Ultimaxus paused on its advance upriver, thrashing its claws wildly at the air, beating its dragonfly wings so hard that waves inundated the forests bordering the Columbia River.

“We cannot take that chance. The areas further upstream are densely populated!”

“What do you propose?”

“There is no choice. We must activate the Vladisvostok Protocol!”

Helicopter gunships flung a volley of Hellfire missiles at Ultimaxus. It breathed a stream of blue vapour. The helicopters vanished, replaced by wheeling pteranodons, which circled over the pristine river in search of prey.

“You can’t be serious! It’s a plan of last resort!”

“It is very dangerous, yes, but the theory is sound! We must act before anyone gets hurt!”

“Where?”

“An abandoned atoll just off the coast. We have an aircraft standing by to deploy the Chronos Bomb!”

Ultimaxus proceeded along the river. In its wake, trucks and power lines disappeared, replaced by woods and creeks.

“The explosion will perfectly reproduce the conditions of the Vladisvostok Event!”

“Ultimaxus will be attracted by the temporal radiation!”

“Very well! Dispatch the bomber! And may God have mercy -”

A strange sensation caught Ultimaxus’ attention.

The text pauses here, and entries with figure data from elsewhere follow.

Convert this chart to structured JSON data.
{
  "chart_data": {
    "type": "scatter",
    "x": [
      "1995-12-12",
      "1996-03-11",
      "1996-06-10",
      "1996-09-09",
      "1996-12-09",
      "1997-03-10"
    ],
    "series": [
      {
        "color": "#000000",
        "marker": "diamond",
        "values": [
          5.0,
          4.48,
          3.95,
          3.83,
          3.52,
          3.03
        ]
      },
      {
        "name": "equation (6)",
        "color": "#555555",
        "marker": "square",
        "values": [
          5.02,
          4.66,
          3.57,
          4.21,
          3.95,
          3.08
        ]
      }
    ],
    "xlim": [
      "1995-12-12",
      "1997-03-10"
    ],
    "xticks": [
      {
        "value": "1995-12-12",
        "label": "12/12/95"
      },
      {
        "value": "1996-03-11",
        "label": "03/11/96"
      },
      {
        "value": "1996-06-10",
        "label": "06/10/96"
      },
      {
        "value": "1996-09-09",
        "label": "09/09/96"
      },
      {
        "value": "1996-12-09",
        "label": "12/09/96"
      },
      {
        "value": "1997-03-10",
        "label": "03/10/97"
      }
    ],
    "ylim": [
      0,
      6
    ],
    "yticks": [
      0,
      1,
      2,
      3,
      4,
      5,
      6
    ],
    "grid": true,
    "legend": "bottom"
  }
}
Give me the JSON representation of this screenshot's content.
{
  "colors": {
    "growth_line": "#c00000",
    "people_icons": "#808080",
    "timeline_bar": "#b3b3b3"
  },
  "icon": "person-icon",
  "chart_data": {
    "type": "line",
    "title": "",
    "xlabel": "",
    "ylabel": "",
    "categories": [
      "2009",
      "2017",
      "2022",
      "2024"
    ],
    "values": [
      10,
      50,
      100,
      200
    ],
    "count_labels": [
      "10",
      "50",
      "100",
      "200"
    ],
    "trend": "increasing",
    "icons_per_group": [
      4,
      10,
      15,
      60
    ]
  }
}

It hesitated, breathed a sigh which might have been relief, and turned back toward the ocean and the strange blue cloud rising from the horizon.

Behind it, the forests fell silent.


I  felt like doing a story comprised mainly of loud declarative sentences. No idea why.

This story was completed in the departure lounge of Sydney International Airport,  where the wifi is not quite as reliable as I’d hoped.